Assign EFT Server to the new user account and log EFT Server on as a service.
After you have created a new Windows user account for EFT Server, use Windows' permissions to set the permissions for folders, files, or drives for the account. Permissions should be as restrictive as possible while still allowing EFT Server enough permission to run.
Using Windows NT’s permissions, set the permissions for files or drives of this user to be as restrictive as possible, while still allowing EFT Server to run. After carefully determining which files and network folders your users will need to access, gradually increase the permissions.

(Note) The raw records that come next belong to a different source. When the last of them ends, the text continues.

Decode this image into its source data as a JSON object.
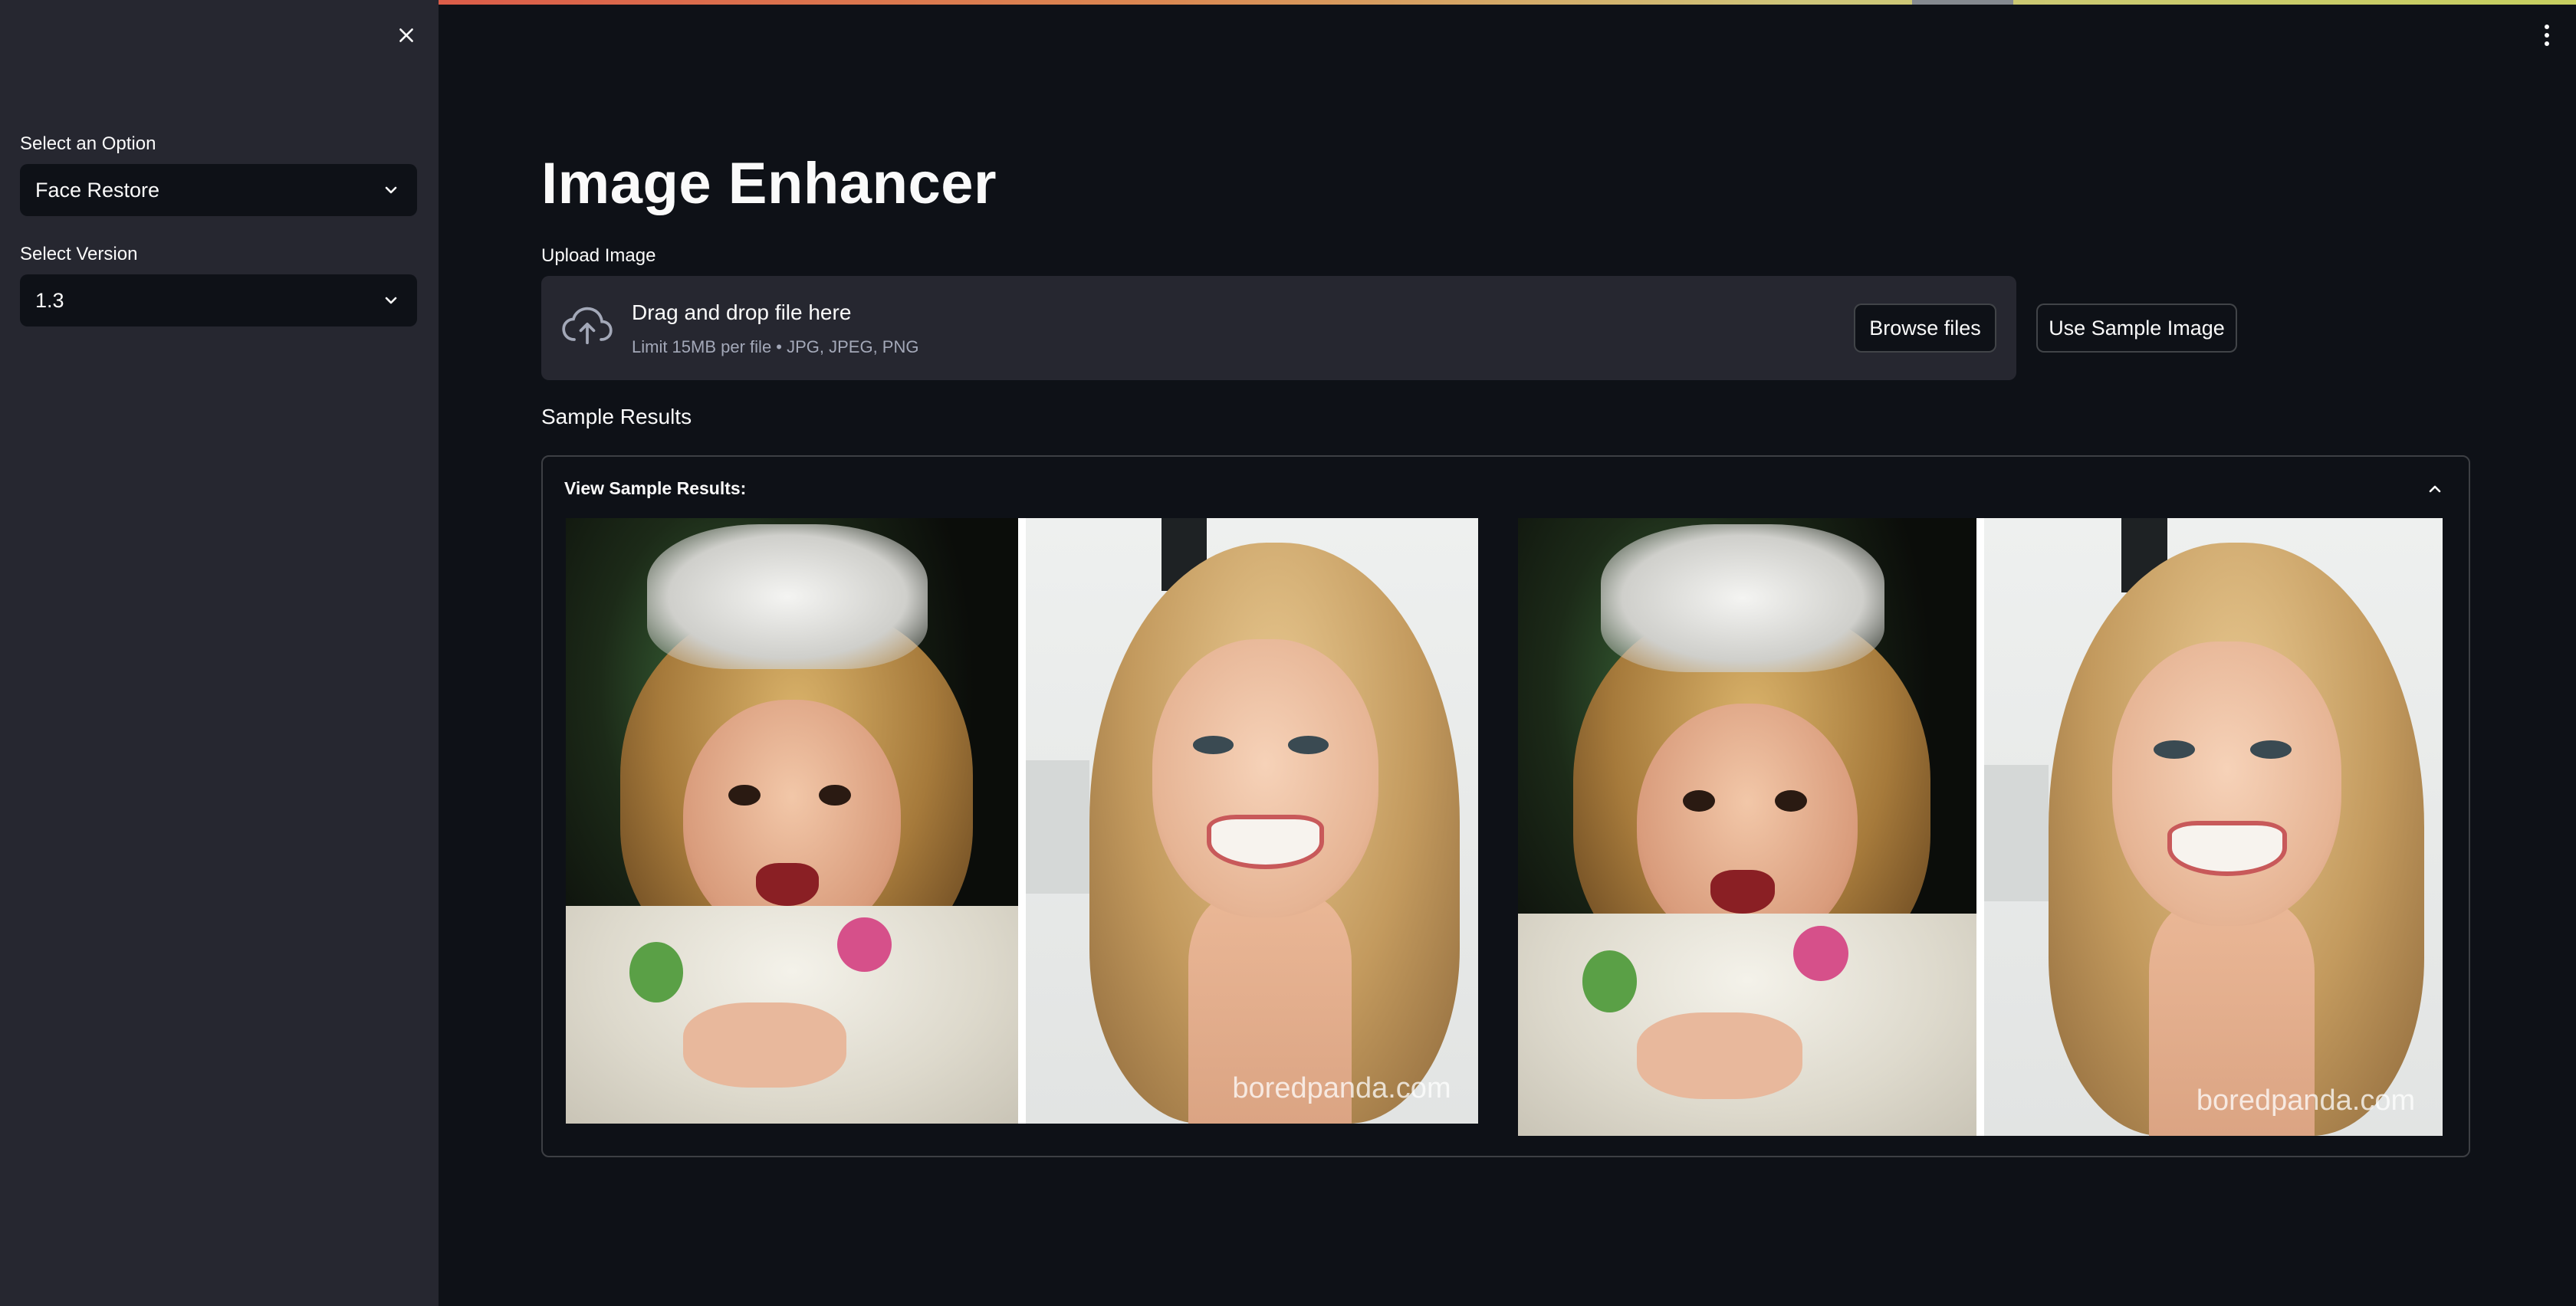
{
  "sidebar": {
    "option_label": "Select an Option",
    "option_value": "Face Restore",
    "version_label": "Select Version",
    "version_value": "1.3"
  },
  "main": {
    "title": "Image Enhancer",
    "upload_label": "Upload Image",
    "dropzone": {
      "title": "Drag and drop file here",
      "subtitle": "Limit 15MB per file • JPG, JPEG, PNG",
      "browse_label": "Browse files"
    },
    "sample_button_label": "Use Sample Image",
    "results_heading": "Sample Results",
    "expander_label": "View Sample Results:",
    "images": [
      {
        "name": "before",
        "watermark": "boredpanda.com"
      },
      {
        "name": "after",
        "watermark": "boredpanda.com"
      }
    ]
  },
  "colors": {
    "background": "#0e1117",
    "sidebar": "#262730",
    "text": "#fafafa",
    "accent": "#ff4b4b"
  },
  "icons": [
    "close-icon",
    "chevron-down-icon",
    "cloud-upload-icon",
    "chevron-up-icon",
    "more-vertical-icon"
  ]
}
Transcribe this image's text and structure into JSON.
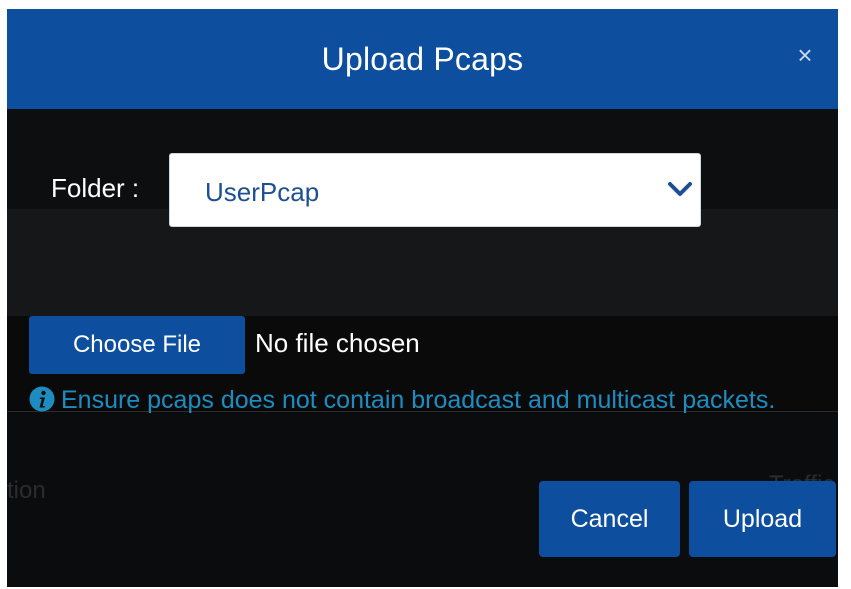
{
  "dialog": {
    "title": "Upload Pcaps",
    "close_symbol": "×"
  },
  "folder": {
    "label": "Folder :",
    "selected_value": "UserPcap",
    "dropdown_icon": "chevron-down-icon"
  },
  "file": {
    "choose_label": "Choose File",
    "status_text": "No file chosen"
  },
  "notice": {
    "icon": "info-icon",
    "text": "Ensure pcaps does not contain broadcast and multicast packets."
  },
  "background": {
    "partial_left_text": "tion",
    "partial_right_text": "Traffic"
  },
  "actions": {
    "cancel_label": "Cancel",
    "upload_label": "Upload"
  },
  "colors": {
    "header": "#0d4f9e",
    "button": "#0d4f9e",
    "info_text": "#1d8dc1",
    "select_text": "#1d4f94",
    "modal_bg": "#0b0c0d"
  }
}
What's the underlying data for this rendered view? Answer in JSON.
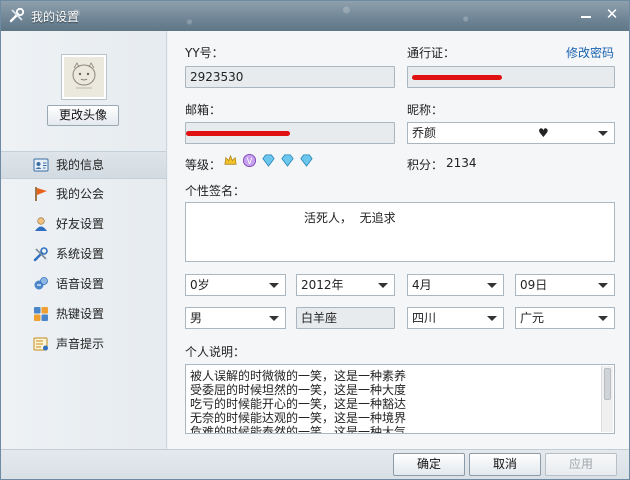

Using NT Authentication, user permissions override EFT Server's permissions. For example, if EFT Server has read-only access to folder1, but user John Doe has read and write permission to folder1, John Doe has the same permission when he accesses folder1 through EFT Server.
Windows NT permissions can be edited through the Security tab in the Properties of a file or folder. On the Security tab, select Permissions to display and edit the permissions for the object. The appearance of this dialog box is slightly different for files and directories, but in both cases, the following permissions can be granted to users or groups:
P (Edit permissions)
O (Take ownership)
Keep in mind that you have the option to grant or withhold read and write permissions. Read-only permissions are the most secure, because they allow users to access a file, but not to change it. For example, most users will need limited read access to the Windows folders (C, WinNT); however, most FTP Servers will not need any access to these directories at all.
In addition to the individual permissions, Windows NT permissions also provide access levels that are simply pre-built sets of the existing permissions. Typically, you assign an access level to a user rather than granting individual permissions. One such access level is called "No Access," which does not contain any permissions.
To view and edit the permissions for a folder or file
In Windows Explorer, right-click the file or folder, then click Properties.
On the Security tab, click Permissions. The appearance of this dialog box is slightly different for files and directories and for different versions of Windows (W2K, XP, etc.).
For more information about setting permissions to folders and files, refer to the Windows Help documentation for your specific operating system. (e.g., click Start > Help and Support, then search on keyword permission.)
To assign the service to a Windows user account
Click Start > Run, type services.msc, then press ENTER.
Right-click EFT Server or EFT Server Enterprise, then click Properties.
Follow the Windows Operating System procedures for selecting an account under which the service will run.